As some may have seen, Students Stand with Staff is circulating a petition calling for the College to restore health care benefits that were cut in January and stop all further subcontracting. Co-pays, deductibles, premiums and the cost of medications are on the rise. The College released a statement in April stating that it did not "dramatically cut health care benefits" ("Students rally for staff health care," April 6). From speaking directly with workers on this campus affected by these cuts, however, we have concluded that this isn't the case.
Through speaking with the heads of the local union and reviewing the College's new benefit plan, we calculate that with these cuts, workers are now paying up to an additional $4,000 out-of-pocket per year for health care. Health care is now nearly unaffordable for several staff members. While these health care cuts are progressive meaning that those who make more pay more for their coverage many low-paid workers are still struggling to pay their medical bills.
Subcontracting is a practice in which the College sells dining areas or other services to outside companies. The College has already subcontracted the Hanover Inn and Caf North at the Dartmouth Skiway. The College is planning on subcontracting the new caf in Baker-Berry Library. In the case of the Hanover Inn, the outside company Pyramid re-hired workers with worse benefits.

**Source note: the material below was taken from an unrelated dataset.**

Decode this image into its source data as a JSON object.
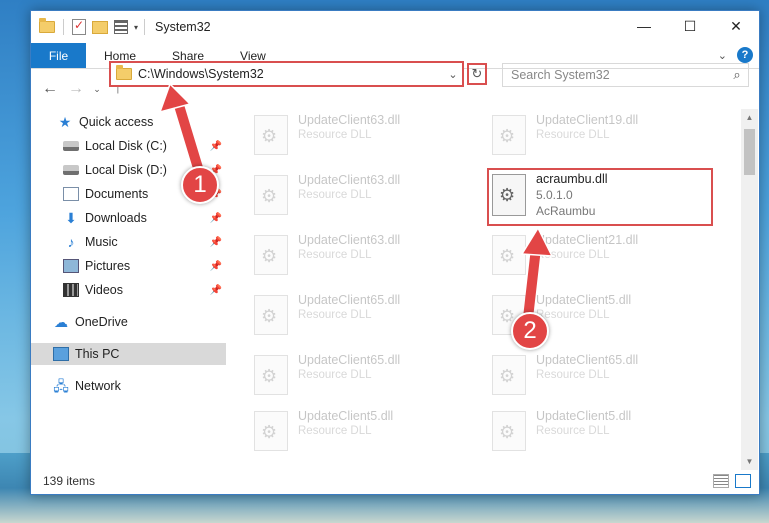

Administrators and students use the "tough economic times" to justify cutting workers and their benefits. It wasn't an inefficient workforce but rather the national financial crisis, conflicts of interest and irresponsible management like having our own Board of Trustee members' firms manage our investments that contributed to our financial struggles. Regardless of whether layoffs and cuts to benefits make the College more "efficient," what Students Stand with Staff is presenting is a different set of priorities with which to make economic decisions. We do not accept using a financial crisis as a reason to disadvantage workers and working- and middle-class communities. Cutting health care coverage is not an innocent cut, a depoliticized "difficult decision" during "difficult times." These cuts push working- and middle-class communities into greater economic struggle while those at the top remain minimally affected. Budget cuts at Dartmouth have never been evenly distributed. In January 2009, 75 faculty members proposed cutting the salaries of senior faculty and administrators in order to more equitably and communally share the financial burden of an economic downturn. The College ignored this proposal.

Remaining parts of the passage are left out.